So we reach the end of the first day of Mix07 London, what are my thoughts? Well the conference, as conference go, is well organized and I can have no complaint over the quality of the sessions or presenters.
Has it changed how I think about Silverlight? Well I have realised that 1.0 is a very different product to 1.1. Have no doubt this conference is about SilverLight 1.1, and that the 1.1 Alpha release is missing a lot of functionality at present. As a shipping product 1.1 look a long way off, at least a year (which is forever it seems in the world of Web 2.0).
As usual with this type of event the most interesting stuff tends to be in the session you don't expect. As a developer I had focused on Scott Guthrie's sessions, which were good, but fundamentally a walk through SilverLight API. So after lunch I fancied a change so went to the design track session ZAP!, WHAM!, KAPOW! - Killer digital reading experience in the 21st century. This was about producing a digital comic and gave some nice detail on the pain points in WPF/XAML application development. The main tips were to get the data binding right and to create sensible reusable components, this might sound a bit obvious as a .NET developer but this was the design track!
However one of the speakers, Robby Ingebretsen, talked about the way WPF had allowed left and right brain people (coders and designers, is that the right way round?) to work together to create killer applications. However I do worry that tools and APIs are good but you also need people who can singularly bridge this gap i.e. coders who have a design eye, or designers who can cut code. The history of CSS/HTML web design has shown that this is a rare type of person. I think this is going to be the new resourcing pinch point for projects.

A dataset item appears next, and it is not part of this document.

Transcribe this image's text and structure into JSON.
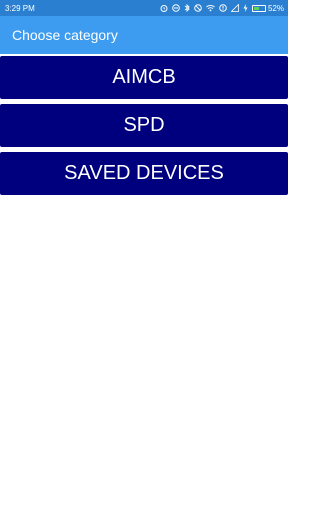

It was interesting that in this design track session a quick show of hands had the audience about 1/3 designers 2/3 coders What does this say about interest in WPF/SilverLight area of the design side of this industry? Oh and by the way nearly all the attendees were white and male like most technical conferences I have attended. I had expected a more design orientated conference to have different gender mix. As an industry we do not seem to be reaching out to more diverse pool of employees.
So will SIlverLight 'reboot the web' as Robert Scoble said. It will change it certainly, mashup applications look to the way forward with custom clients making 'appropriate' use of web service based data. This also helps to address the key concern, accessibility, where single back-end system can have many clients built to target different user groups requirements such as visually impaired users requiring screen reader functionality. One single client does not have to meet the need of all clients. Hopefully SilverLight and other Web 2.0 technologies make the creation of multiple clients potentially affordable. We have yet to see if it will be socially acceptable.
However will we see rich applications written in SilverLight running inside browsers? I was at a Macromedia launch event some years ago for some version of Flash and they were then hailing the imminent arrival of rich browser based applications with partial post back, it all looked great, but this has not been how Flash has tended to be used. I think the difference now is we have a more mature SOA model behind the scenes and SIlverLight can leverage the power of .NET. These could be the key factors that move SilverLight from a tool to providing some design punch on web page to being the core of the application functionality.